Given such a graph, tasks can be scheduled on multiple processors to solve the problem in
parallel. Unfortunately, there are many problems for which the task graph consists of only
one task, or multiple tasks that need to be executed sequentially. For such problems,
we need to split the overall computations into tasks that can be performed concurrently.
The process of splitting the computations in a problem into a set of concurrent tasks is
referred to as decomposition. A good decomposition should have the following steps.
It should lead to high degree of concurrency.
The interaction among tasks should be as little as possible.
Decomposing a problem effectively is of paramount importance in parallel computing. Without
a good decomposition, we may not be able to achieve to a high degree of concurrency, making
it impossible to really exploit parallelism and reduce the amount of time required in solving
a problem. These techniques are broadly classified as recursive decomposition,
data decomposition, exploratory decomposition, and speculative decomposition.
Data decomposition is a powerful method for deriving concurrency in algorithms that operate on
large data structures. In the first step, the data (or the domain) on which the
computations are performed is partitioned, and in the second step, this data partitioning
is used to induce a partitioning of the computational into tasks. These tasks generally
perform similar operations on different data elements. Hence, data decomposition often leads
to data level parallelism. The partitioning of data can be performed in three ways: Partitioning
Output Data, Partitioning Intermediate Data, and Partitioning Input data.
Load-balance :
Given a set of tasks and a set of processors there are many ways of performing this mapping.
In deciding which mapping is better we must focus on which one better achieves the following
two objectives.
-
The amount of computation assigned to each processor is balanced so that some processor does
not idle when others are executing tasks
-
The interactions among the different processors is minimized, so that the processors
spend most of the time in doing work that is essential for solving the problem even
on serial
computers.
Load balancing algorithms can be classified into two categories. Static and dynamic
load balancing. Static load balancing techniques distributes the work among processors prior
to execution of the algorithm. Dynamic load balancing techniques distribute the work among
processors during the execution of the algorithm. Algorithms that can be load-balanced
statically are in general easier to design and program. On the other hand algorithms that
require dynamic load balancing are somewhat more complicated. However, there are problems
in which we cannot statically partition the work among the processors.

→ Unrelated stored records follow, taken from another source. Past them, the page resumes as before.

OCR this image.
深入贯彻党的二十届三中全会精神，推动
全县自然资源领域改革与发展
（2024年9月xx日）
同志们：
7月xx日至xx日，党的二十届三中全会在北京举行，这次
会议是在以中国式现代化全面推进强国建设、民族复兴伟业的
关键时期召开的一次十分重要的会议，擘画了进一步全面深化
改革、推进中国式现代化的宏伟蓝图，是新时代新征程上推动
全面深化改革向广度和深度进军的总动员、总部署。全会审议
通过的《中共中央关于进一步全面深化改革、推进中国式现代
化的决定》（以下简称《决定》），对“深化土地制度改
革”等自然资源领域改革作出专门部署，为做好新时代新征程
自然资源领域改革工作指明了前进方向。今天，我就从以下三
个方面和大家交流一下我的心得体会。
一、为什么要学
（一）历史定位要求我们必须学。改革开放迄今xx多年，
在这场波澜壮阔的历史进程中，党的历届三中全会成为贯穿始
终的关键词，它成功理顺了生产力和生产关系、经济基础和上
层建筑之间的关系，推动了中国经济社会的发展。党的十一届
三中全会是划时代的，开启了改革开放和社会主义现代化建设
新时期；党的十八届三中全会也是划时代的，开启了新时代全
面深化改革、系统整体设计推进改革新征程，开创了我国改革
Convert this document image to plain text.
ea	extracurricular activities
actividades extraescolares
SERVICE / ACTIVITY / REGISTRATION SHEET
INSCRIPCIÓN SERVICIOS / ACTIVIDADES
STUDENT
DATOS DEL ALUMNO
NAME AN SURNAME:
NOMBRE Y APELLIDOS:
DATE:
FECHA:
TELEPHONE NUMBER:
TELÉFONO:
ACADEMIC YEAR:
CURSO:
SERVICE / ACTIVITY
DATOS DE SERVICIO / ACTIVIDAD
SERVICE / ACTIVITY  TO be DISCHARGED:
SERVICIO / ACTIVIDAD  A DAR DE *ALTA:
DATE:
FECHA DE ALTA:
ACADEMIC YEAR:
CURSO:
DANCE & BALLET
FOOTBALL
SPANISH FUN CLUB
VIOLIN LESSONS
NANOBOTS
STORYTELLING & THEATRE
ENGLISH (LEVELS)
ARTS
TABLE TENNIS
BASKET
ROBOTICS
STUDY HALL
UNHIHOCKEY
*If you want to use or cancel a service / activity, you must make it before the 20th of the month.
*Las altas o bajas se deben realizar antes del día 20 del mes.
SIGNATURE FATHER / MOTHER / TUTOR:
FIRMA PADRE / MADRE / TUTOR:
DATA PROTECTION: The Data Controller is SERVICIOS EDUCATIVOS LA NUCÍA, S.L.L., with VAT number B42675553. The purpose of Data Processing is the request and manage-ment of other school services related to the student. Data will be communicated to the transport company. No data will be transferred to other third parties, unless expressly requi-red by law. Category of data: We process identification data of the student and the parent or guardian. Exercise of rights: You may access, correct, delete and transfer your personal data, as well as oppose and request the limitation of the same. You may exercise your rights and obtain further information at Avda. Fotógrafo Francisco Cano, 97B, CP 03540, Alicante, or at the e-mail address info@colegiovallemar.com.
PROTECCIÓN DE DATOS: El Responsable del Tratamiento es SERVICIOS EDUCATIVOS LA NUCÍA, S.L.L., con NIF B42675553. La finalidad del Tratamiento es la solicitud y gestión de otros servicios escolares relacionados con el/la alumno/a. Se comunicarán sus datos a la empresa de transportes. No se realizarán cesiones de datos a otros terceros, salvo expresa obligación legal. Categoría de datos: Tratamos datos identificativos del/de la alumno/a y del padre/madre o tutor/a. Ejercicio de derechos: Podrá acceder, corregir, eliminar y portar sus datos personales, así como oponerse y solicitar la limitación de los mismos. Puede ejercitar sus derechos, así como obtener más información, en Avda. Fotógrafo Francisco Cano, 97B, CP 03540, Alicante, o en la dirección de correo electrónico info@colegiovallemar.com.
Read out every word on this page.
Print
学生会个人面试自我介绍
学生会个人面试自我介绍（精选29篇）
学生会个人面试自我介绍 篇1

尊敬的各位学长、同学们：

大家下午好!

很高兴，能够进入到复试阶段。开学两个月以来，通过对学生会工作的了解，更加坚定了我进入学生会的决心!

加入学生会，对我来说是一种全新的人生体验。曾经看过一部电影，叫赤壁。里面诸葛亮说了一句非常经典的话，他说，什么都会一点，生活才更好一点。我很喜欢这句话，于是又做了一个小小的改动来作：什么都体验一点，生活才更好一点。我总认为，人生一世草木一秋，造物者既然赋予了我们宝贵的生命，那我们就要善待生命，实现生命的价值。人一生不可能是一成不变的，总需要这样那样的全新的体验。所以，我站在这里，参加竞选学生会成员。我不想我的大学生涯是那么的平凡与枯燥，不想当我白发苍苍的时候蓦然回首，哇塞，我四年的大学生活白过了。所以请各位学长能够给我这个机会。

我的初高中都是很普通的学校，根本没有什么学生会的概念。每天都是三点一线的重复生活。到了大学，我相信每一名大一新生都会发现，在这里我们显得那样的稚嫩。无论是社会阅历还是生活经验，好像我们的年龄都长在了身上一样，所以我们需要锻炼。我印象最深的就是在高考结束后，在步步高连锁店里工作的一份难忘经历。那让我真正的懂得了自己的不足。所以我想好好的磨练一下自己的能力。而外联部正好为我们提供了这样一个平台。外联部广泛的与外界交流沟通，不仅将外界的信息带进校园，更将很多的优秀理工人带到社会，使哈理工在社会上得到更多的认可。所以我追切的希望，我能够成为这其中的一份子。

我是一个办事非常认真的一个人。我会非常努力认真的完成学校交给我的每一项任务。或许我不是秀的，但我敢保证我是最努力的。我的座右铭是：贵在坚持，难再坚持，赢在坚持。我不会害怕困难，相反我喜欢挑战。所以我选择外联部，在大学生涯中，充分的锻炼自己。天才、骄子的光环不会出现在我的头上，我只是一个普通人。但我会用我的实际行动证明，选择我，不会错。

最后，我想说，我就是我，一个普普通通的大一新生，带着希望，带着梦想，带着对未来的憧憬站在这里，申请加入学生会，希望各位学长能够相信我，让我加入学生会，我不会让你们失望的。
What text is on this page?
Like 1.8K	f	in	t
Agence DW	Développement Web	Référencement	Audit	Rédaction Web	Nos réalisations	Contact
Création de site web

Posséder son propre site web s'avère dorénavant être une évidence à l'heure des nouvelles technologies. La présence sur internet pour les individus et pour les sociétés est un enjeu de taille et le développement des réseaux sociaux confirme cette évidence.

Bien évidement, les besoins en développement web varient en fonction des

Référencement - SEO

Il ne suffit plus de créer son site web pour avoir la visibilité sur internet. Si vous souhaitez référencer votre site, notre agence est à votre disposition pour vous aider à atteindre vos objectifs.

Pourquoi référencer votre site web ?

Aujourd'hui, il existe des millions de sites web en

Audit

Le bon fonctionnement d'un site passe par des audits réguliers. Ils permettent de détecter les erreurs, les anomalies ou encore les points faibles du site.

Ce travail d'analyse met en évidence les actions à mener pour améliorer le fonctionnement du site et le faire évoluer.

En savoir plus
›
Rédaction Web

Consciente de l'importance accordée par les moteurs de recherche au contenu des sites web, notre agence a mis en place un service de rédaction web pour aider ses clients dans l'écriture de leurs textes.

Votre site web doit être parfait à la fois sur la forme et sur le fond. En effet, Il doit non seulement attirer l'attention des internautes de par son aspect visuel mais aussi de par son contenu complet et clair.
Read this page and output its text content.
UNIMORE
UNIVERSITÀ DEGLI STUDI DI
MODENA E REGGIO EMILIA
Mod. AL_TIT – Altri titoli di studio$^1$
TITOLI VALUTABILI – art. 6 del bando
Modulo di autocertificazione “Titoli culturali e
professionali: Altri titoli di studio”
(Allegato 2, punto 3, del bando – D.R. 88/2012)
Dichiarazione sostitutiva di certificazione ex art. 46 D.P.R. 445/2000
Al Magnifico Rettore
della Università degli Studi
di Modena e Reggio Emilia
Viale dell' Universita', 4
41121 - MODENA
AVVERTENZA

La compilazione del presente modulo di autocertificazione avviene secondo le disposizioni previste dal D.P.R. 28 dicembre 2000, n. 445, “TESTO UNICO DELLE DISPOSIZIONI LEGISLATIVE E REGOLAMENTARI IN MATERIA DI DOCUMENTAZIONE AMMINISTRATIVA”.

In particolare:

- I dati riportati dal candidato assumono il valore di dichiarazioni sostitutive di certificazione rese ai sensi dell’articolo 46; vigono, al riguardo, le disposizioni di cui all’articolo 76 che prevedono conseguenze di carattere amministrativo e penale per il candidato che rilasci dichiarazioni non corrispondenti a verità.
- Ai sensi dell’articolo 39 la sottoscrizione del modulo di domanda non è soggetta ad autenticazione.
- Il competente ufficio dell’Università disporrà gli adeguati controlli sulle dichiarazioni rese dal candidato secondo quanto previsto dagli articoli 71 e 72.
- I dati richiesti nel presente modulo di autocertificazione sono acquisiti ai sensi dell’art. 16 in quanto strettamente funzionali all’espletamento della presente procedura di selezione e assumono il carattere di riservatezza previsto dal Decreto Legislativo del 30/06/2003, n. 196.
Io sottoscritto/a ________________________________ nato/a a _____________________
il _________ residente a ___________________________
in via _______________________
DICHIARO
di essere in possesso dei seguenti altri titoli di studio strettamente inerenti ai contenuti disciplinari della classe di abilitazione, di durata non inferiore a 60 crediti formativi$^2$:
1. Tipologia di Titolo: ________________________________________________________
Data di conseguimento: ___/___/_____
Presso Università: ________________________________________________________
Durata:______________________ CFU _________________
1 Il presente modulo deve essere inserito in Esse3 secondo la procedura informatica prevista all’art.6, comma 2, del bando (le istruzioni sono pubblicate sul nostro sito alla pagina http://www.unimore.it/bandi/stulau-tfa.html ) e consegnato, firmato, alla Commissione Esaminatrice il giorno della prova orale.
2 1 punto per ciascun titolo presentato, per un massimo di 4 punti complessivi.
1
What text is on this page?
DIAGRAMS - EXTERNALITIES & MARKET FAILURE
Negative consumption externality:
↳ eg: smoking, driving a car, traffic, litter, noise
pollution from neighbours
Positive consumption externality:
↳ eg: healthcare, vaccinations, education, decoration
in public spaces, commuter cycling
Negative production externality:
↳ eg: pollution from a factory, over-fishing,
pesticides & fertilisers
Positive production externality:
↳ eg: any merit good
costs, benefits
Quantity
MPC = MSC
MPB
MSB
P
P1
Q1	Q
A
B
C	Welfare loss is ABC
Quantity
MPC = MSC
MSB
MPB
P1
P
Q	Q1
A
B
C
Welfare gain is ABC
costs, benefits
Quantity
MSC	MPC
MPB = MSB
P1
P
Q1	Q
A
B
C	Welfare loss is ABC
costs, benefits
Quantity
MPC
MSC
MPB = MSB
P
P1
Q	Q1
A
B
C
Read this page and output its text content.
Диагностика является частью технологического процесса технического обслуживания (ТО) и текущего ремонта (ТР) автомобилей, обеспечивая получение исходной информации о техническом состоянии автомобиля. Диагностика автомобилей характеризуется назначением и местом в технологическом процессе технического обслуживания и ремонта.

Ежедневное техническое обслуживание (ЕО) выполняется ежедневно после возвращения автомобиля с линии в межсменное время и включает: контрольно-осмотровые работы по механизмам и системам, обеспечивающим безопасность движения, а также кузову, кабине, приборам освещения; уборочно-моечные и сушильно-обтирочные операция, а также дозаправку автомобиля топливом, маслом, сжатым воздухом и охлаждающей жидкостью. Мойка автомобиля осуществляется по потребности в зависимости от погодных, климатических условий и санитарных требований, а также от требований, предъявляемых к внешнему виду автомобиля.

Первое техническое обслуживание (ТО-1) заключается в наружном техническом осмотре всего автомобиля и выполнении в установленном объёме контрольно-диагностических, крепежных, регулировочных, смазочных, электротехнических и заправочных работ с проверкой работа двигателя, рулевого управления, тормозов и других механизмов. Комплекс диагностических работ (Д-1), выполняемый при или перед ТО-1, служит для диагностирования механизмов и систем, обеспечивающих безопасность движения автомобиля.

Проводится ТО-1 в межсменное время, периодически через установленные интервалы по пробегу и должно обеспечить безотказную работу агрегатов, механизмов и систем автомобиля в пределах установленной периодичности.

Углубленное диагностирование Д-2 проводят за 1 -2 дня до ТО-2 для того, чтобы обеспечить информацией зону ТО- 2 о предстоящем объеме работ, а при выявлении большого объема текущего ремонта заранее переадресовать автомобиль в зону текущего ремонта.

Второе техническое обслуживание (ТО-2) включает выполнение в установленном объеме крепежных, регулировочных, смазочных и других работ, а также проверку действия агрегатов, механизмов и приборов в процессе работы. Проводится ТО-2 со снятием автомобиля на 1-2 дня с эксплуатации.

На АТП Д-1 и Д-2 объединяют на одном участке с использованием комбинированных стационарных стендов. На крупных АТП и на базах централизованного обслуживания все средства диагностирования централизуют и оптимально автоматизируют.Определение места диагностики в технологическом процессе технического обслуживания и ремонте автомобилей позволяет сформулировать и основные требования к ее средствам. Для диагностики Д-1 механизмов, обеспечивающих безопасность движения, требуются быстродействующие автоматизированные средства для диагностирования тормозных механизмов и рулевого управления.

There are three general classes of problems that fall into this category. The first class
consists of problems in which all the tasks are available at the beginning of the computation,
but the amount of time required by each task is different and cannot be determined easily.
The second class consists of problems in which tasks are available at the beginning but as
the computation progresses, the amount of time required by each task changes. The third class
consists of problems in which tasks are generated dynamically. In these class of problems,
a static work partitioning is either impossible (e.g. first class) or can potentially lead to
serious load imbalance problems (e.g. second and third classes). The only way to develop
efficient parallel programs for these classes of problems is if we allow dynamic load balancing.
That is during execution of the program, work is dynamically transferred among the processors
that have a little work or no work.
Overheads : (Idling Overheads & Data sharing Overheads)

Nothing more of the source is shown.